5.5.1 Bestemmingsregels

Artikel 3 Verkeer - Hoofdverkeersweg

Deze bestemming is toegekend aan de Neherkade, Leeghwaterplein (inclusief Leeghwaterbrug) en gedeelte Slachthuisstraat en de Laakbrug. De Neherkade wordt ten koste van het aanwezige water verbreed aan de zijde van Laakhaven. Aan dit gedeelte is eveneens de bestemmming Verkeer - Hoofdverkeersweg toegekend.

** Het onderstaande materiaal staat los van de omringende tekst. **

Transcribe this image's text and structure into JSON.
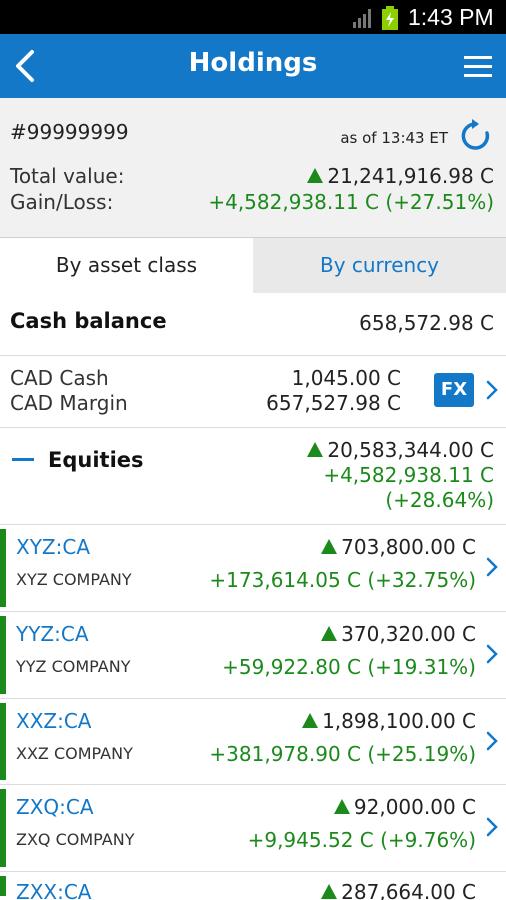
{
  "status_bar": {
    "time": "1:43 PM",
    "icons": [
      "signal-icon",
      "battery-charging-icon"
    ]
  },
  "app_bar": {
    "title": "Holdings",
    "back_icon": "chevron-left-icon",
    "menu_icon": "hamburger-menu-icon"
  },
  "summary": {
    "account": "#99999999",
    "as_of": "as of 13:43 ET",
    "total_value_label": "Total value:",
    "total_value": "21,241,916.98 C",
    "gain_loss_label": "Gain/Loss:",
    "gain_loss": "+4,582,938.11 C (+27.51%)"
  },
  "tabs": [
    {
      "label": "By asset class",
      "active": true
    },
    {
      "label": "By currency",
      "active": false
    }
  ],
  "cash": {
    "title": "Cash balance",
    "value": "658,572.98 C",
    "lines": [
      {
        "label": "CAD Cash",
        "value": "1,045.00 C"
      },
      {
        "label": "CAD Margin",
        "value": "657,527.98 C"
      }
    ],
    "fx_label": "FX"
  },
  "equities": {
    "title": "Equities",
    "value": "20,583,344.00 C",
    "gain": "+4,582,938.11 C",
    "gain_pct": "(+28.64%)"
  },
  "holdings": [
    {
      "symbol": "XYZ:CA",
      "name": "XYZ COMPANY",
      "value": "703,800.00 C",
      "gain": "+173,614.05 C (+32.75%)"
    },
    {
      "symbol": "YYZ:CA",
      "name": "YYZ COMPANY",
      "value": "370,320.00 C",
      "gain": "+59,922.80 C (+19.31%)"
    },
    {
      "symbol": "XXZ:CA",
      "name": "XXZ COMPANY",
      "value": "1,898,100.00 C",
      "gain": "+381,978.90 C (+25.19%)"
    },
    {
      "symbol": "ZXQ:CA",
      "name": "ZXQ COMPANY",
      "value": "92,000.00 C",
      "gain": "+9,945.52 C (+9.76%)"
    },
    {
      "symbol": "ZXX:CA",
      "name": "",
      "value": "287,664.00 C",
      "gain": ""
    }
  ],
  "colors": {
    "primary": "#1478c8",
    "gain": "#1b8a1b",
    "statusbar": "#000000"
  }
}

Een hoofdverkeersweg bestaat uit rijbanen voor het gemotoriseerde verkeer op doorgaande hoofdroutes, in hoofdzaak ten behoeve van de algemene ontsluiting van wijken en grote delen van de stad en de verbinding met rijks- en andere invalswegen, en uit bus- en voet- en fietspaden alsmede de stedelijke groene hoofdstructuur bestaande uit een bomenrij op de Neherkade welke in stand moet worden gehouden.

De onderdoorgang op het Leeghwaterplein is aangeduid met de functie aanduiding: 'specifieke vorm van verkeer - viaduct' (sv-vi). In deze onderdoorgang c.q. ongelijkvloerskruising is onder maaiveld niveau een 2x2 baans weg toegestaan inclusief al dan niet beneden peil gelgen bouwwerken , geen gebouwen zijnde.

De laakbrug en Leeghwaterbrug maken deel uit van de hoofdverkeersweg en zijn als brug aangeduid. Onder de brug is het bepaalde in Artikel 5 van toepassing.

Binnen deze bestemming is alleen ter plaatse van het perceel Laakweg 126 een laad- en losmogelijkheid toegestaan, parkeermogelijkheden zijn uitgesloten.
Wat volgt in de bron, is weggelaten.